La rete, a sua volta, viene influenzata dal mutamento climatico stesso, «in un modo che abbiamo appena iniziato a comprendere. Da un lato provoca cambiamenti nell’ecologia, con specie che diventano più rare e altre che aumentano la loro presenza. Dall’altra, esercita una pressione evolutiva: le specie stesse si adattano all’ambiente modificato. I biologi propongono quindi un “approccio eco-evo” alle proiezioni».

RACCOGLIERE CAMPIONI da ogni parte dell’oceano ha permesso ai ricercatori di disegnare la «bio-geografia» del mare, un concetto nuovissimo. «Sulla terraferma – spiega Iudicone – ci sono pianure, catene montuose, deserti: aree relativamente omogenee per caratteristiche geofisiche e ecologiche. Abbiamo scoperto che anche negli oceani, un immenso fluido in movimento, l’ecosistema si può dividere in grandi zone omogenee dal punto di vista genetico, sovrapponibili grosso modo alle correnti oceaniche principali. È come se sulla superficie di un fiume vorticoso si osservasse una macchia di colore che rimane immobile. Quando lo abbiamo raccontato ai biologi, molti di loro non volevano crederci. La scoperta doveva apparire sulla rivista Nature, la più prestigiosa per un ricercatore. Ma all’ultimo momento i revisori hanno valutato che era una scoperta troppo inusuale per la biologia tradizionale e hanno deciso che era meglio di no».

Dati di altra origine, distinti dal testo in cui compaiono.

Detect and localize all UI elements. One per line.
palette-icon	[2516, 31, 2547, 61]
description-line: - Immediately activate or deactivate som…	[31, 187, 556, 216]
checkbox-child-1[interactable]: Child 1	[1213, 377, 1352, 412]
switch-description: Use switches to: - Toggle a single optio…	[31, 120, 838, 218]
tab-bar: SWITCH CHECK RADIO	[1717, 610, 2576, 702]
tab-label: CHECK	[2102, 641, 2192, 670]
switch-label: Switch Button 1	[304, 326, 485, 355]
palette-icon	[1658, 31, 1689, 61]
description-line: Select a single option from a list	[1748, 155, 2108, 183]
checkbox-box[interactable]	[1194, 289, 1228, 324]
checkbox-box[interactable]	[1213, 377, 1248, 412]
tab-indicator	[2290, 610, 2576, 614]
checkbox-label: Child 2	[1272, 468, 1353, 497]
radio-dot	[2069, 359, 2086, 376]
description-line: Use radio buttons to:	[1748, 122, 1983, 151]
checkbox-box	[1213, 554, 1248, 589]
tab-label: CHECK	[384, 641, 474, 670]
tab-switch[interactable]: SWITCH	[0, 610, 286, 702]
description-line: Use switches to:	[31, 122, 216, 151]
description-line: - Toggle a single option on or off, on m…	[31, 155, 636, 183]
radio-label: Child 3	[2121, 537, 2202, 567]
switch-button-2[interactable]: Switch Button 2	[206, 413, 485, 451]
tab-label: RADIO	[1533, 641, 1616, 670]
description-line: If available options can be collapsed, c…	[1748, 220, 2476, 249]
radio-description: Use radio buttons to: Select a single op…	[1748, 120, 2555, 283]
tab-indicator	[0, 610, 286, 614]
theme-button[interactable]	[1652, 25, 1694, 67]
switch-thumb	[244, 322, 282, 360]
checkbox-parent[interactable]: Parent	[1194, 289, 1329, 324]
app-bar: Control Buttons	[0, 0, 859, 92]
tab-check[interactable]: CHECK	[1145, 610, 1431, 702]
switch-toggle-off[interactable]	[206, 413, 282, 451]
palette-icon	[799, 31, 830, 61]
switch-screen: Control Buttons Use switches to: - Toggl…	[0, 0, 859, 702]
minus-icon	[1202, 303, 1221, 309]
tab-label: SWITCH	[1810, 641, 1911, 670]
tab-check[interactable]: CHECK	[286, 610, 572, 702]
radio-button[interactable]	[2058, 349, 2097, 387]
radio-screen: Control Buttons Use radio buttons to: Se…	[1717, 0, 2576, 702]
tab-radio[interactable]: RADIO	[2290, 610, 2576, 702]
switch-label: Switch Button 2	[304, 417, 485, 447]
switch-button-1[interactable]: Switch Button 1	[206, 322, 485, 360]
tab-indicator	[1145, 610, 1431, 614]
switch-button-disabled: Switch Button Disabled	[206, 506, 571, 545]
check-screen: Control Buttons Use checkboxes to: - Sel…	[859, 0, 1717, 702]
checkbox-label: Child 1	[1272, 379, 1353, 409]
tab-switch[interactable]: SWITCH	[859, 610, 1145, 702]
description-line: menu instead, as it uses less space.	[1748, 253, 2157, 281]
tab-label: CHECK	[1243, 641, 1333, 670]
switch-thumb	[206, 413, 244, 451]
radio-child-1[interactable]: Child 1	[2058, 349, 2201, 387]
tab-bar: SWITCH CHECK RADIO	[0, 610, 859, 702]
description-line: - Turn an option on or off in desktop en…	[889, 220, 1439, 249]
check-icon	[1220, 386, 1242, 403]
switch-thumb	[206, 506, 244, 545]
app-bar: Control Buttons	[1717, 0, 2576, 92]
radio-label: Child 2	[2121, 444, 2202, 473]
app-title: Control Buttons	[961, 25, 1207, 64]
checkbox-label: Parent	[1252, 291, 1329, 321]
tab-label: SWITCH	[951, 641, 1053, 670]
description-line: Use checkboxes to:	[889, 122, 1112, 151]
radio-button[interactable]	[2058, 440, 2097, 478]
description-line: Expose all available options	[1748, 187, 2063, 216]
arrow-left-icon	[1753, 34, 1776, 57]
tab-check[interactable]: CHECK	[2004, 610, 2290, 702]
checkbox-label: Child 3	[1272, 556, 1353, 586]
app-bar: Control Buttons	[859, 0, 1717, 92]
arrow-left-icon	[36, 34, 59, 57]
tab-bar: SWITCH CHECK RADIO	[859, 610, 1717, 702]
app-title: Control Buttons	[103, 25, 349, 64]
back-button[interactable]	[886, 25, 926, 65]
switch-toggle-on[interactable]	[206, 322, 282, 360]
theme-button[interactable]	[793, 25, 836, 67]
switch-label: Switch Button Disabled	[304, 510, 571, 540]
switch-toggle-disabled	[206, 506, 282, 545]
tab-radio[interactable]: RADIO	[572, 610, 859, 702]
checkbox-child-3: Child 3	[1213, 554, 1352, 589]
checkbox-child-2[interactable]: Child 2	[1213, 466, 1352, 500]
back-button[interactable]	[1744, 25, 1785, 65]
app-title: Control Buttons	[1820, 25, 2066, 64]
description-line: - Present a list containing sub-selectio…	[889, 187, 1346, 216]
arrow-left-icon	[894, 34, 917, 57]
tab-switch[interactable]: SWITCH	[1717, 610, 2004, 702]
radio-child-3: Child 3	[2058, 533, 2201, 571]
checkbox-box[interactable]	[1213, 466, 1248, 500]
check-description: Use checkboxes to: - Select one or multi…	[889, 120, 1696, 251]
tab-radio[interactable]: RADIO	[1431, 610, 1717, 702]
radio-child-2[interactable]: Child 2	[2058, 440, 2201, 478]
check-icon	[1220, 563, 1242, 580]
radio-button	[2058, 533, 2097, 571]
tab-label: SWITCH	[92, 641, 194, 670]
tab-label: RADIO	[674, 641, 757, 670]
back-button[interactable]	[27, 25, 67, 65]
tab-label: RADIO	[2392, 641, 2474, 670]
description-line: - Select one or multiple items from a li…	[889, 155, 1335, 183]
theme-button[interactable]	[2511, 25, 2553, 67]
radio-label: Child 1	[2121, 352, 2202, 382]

Iudicone e gli altri oceanografi della missione Tara non sono gli unici a usare la teoria dei sistemi complessi per analizzare i fenomeni naturali. Giorgio Parisi e il suo gruppo, ad esempio, hanno utilizzato un approccio simile per studiare come gli storni diano vita alle meravigliose geometrie collettive visibili al tramonto nelle nostre città. Iudicone preferisce citare il lavoro di un altro fisico, Alessandro Vespignani, che ha mescolato le carte e utilizzato la teoria delle reti globali per prevedere l’evoluzione dei virus. E oggi le sue previsioni sulla pandemia sono richieste in tutto il mondo.

SEMBRA FACILE, e pure divertente. Ma se sei uno scienziato e ti poni sul confine tra discipline diverse decidi di correre un rischio: puoi diventare un outsider da entrambi i lati della recinzione, perdere l’accesso a cattedre, pubblicazioni, collaborazioni. Se va bene, però, puoi dare vita a un campo nuovo, in cui i climatologi si mettono studiare la genomica e viceversa, e magari vinci pure un Nobel. C’è da sperare che in tanti vogliano rischiare: di scienziati meno specialisti, ma in grado di cogliere la complessità della nostra epoca, abbiamo un maledetto bisogno.